How does cashflow forecast help a business?
If you are serious about managing your cashflow effectively, getting and maintaining a cashflow forecast is a great place to start. A cashflow forecast (or cashflow budget) can be used to help you visualise all possible expenses your business might incur over a given period of time, and how much it could expect to recoup in terms of payments from clients.
A cashflow forecast can be created on a monthly, quarterly or annual basis. If your business is relatively large, you might want to get help from an accountant. However you choose to put one together, a forecast is likely to be an important tool to stop you getting into cashflow difficulties.
How to manage your business cashflow
Now you know how important keeping tabs on cashflow can be, you might want to think about how best to manage it.
Here are some things to keep in mind:
- Keep your books accurate and up to date – Good book keeping is key to any successful business. If you know what money is coming into your business and what expenses you are going to incur, you will have a much greater chance of staying on the right side of cashflow problems.
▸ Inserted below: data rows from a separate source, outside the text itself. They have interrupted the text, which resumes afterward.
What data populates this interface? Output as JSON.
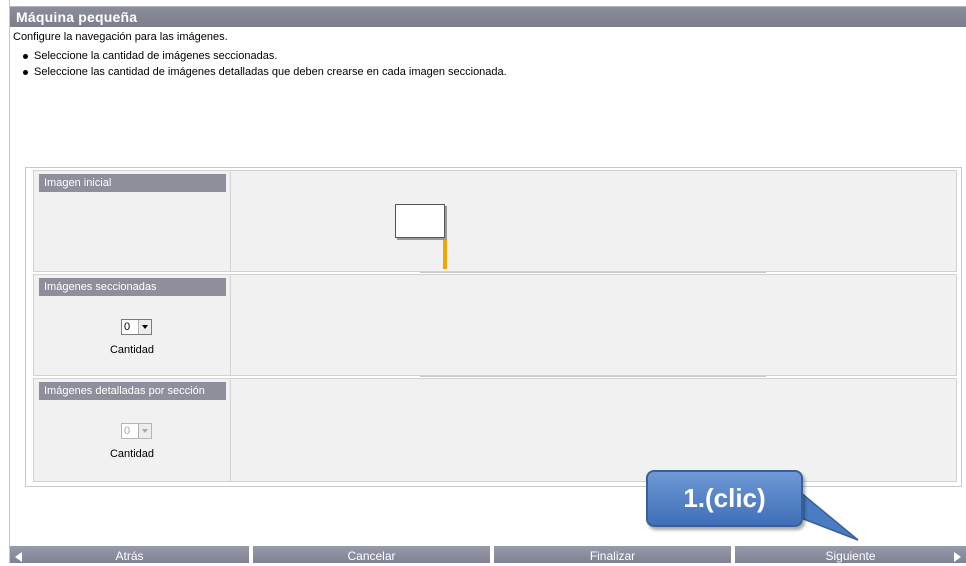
{
  "window": {
    "title": "Máquina pequeña"
  },
  "intro": {
    "text": "Configure la navegación para las imágenes.",
    "bullets": [
      "Seleccione la cantidad de imágenes seccionadas.",
      "Seleccione las cantidad de imágenes detalladas que deben crearse en cada imagen seccionada."
    ]
  },
  "panels": {
    "initial": {
      "header": "Imagen inicial"
    },
    "sections": {
      "header": "Imágenes seccionadas",
      "select_value": "0",
      "label": "Cantidad"
    },
    "details": {
      "header": "Imágenes detalladas por sección",
      "select_value": "0",
      "label": "Cantidad"
    }
  },
  "buttons": {
    "back": "Atrás",
    "cancel": "Cancelar",
    "finish": "Finalizar",
    "next": "Siguiente"
  },
  "callout": {
    "text": "1.(clic)"
  },
  "colors": {
    "accent": "#f0a500",
    "title_bar": "#7d7e8c",
    "callout": "#4a7cc4"
  },
  "icons": {
    "back": "triangle-left-icon",
    "next": "triangle-right-icon"
  }
}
- Don’t be too lenient with your customers – There is a tough balance to strike when it comes to chasing payments from customers. You don’t want to be overzealous and scare off someone who might be a reliable, regular customer. But at the same time, if you are waiting too long to get paid, you could end up in trouble and even, in a worst case scenario, go out of business.
- Keep your accounting simple – This is particularly good advice for a new business. If you need to, hire a professional accountant to help. It’s better to spend the money on an expert than to get into trouble because you are unable to stay on top of things.
- Keep your business and your personal finances separate – A mistake many small businesses make when starting out is to mix personal and business expenses. However, unless you keep these separate you may not know how much revenue your business is truly generating, and cashflow issues could sneak up on you very easily.
- Build a cash reserve – Building up a good cash reserve is perhaps the best thing you can do to shield your business from cashflow worries. With a strong cash position, you can both protect yourself from unexpected expenses like a large tax bill and take advantage of new opportunities that require a large initial outlay – for example, a big order from a new customer.